Unified Channel Format (Event-Sourced)

Each channel file at channels/<channel>.jsonl uses an append-only JSONL format:

Line 1 — Metadata header:

{
  "_meta": true,
  "v": 1,
  "id": "memory",
  "type": "named",
  "createdAt": "2026-04-04T22:00:00.000Z",
  "description": "Cross-session knowledge and insights"
}

Line 2+ — Append-only feed events:

{"ts":"2026-04-04T22:05:00.000Z","agent":"Alpha","type":"join"}
{"ts":"2026-04-04T22:10:00.000Z","agent":"Alpha","type":"message","preview":"Investigating auth timeout"}
{"ts":"2026-04-04T22:15:00.000Z","agent":"Alpha","type":"task.start","target":"task-1"}

This design provides:

  • Atomic channel creation — metadata and first event written together
  • Append-only feeds — events never modified, only added
  • Natural event sourcing — full history preserved in file order
  • Efficient tail reads — recent events at end of file
  • Simple caching — stat mtime + size for invalidation

Breaking Changes

This design intentionally breaks older messaging assumptions.

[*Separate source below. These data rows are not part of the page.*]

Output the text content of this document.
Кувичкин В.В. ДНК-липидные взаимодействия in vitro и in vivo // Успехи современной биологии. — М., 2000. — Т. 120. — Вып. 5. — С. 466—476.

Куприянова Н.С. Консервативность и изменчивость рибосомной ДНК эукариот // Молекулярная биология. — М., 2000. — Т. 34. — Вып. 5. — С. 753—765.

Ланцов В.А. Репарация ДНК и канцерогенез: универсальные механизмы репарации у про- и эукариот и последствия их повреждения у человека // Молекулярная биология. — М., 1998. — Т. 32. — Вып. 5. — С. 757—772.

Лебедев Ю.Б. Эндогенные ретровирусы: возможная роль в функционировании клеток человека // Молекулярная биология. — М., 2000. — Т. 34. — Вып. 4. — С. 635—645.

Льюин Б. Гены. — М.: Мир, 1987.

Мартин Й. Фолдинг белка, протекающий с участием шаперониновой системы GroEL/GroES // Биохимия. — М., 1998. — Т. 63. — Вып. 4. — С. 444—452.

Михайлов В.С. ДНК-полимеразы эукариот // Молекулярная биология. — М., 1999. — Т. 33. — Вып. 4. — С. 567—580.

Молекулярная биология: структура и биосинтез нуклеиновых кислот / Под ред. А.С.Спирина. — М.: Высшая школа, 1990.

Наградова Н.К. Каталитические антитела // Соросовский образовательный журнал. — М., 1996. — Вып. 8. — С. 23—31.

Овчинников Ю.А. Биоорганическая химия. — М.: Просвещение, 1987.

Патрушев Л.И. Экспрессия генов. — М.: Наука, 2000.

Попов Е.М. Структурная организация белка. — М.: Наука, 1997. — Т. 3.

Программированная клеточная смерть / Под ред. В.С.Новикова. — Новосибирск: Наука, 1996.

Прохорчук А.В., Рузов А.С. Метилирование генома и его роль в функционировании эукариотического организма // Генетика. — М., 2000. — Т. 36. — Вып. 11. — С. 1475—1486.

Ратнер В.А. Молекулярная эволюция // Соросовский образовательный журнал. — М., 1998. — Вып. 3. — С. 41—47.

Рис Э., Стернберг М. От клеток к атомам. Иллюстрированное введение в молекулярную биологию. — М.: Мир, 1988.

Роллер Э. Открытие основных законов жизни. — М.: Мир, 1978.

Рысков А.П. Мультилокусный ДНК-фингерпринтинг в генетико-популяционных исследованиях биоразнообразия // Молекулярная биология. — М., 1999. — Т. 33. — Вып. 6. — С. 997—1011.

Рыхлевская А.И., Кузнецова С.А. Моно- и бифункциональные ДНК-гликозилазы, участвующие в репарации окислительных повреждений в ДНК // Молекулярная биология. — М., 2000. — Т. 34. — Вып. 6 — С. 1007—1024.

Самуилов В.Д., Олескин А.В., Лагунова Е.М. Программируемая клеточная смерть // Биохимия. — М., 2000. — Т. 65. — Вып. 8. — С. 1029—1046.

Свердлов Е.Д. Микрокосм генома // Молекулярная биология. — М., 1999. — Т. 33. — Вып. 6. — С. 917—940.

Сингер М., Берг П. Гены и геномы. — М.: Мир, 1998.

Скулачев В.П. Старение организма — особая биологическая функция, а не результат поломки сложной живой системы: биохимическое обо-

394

  • broadcast action was removed
  • send without to was removed
  • feed history is now stored per channel at .pi/messenger/channels/<channel>.jsonl (unified format: metadata header + events)
  • tasks are now stored per session at .pi/messenger/tasks/<session>.jsonl
  • session channels are phrase-based instead of session-* timestamp-like ids

Use these patterns instead:

pi-messenger-swarm send AgentName "..."
pi-messenger-swarm send #channel "..."

Environment Variables

Override the default project-scoped behavior:

| Variable | Effect | | ------------------------------- | ------------------------------------------------ | | PI_MESSENGER_DIR=/path/to/dir | Use custom directory for all state | | PI_MESSENGER_GLOBAL=1 | Use legacy global mode (~/.pi/agent/messenger) |

# Custom location
PI_MESSENGER_DIR=/tmp/swarm-state pi

# Legacy global mode (not recommended)
PI_MESSENGER_GLOBAL=1 pi

Global Mode (Legacy)

For backwards compatibility only - agents from ALL projects share state:

  • ~/.pi/agent/messenger/registry - Agent registrations
  • ~/.pi/agent/messenger/inbox - Cross-agent messaging

Legacy Orchestration Actions

Legacy PRD planner/worker/reviewer actions are disabled in swarm mode:

  • plan*
  • work*
  • review*
  • crew.* (legacy alias namespace)

Use task.*, spawn.*, and swarm instead.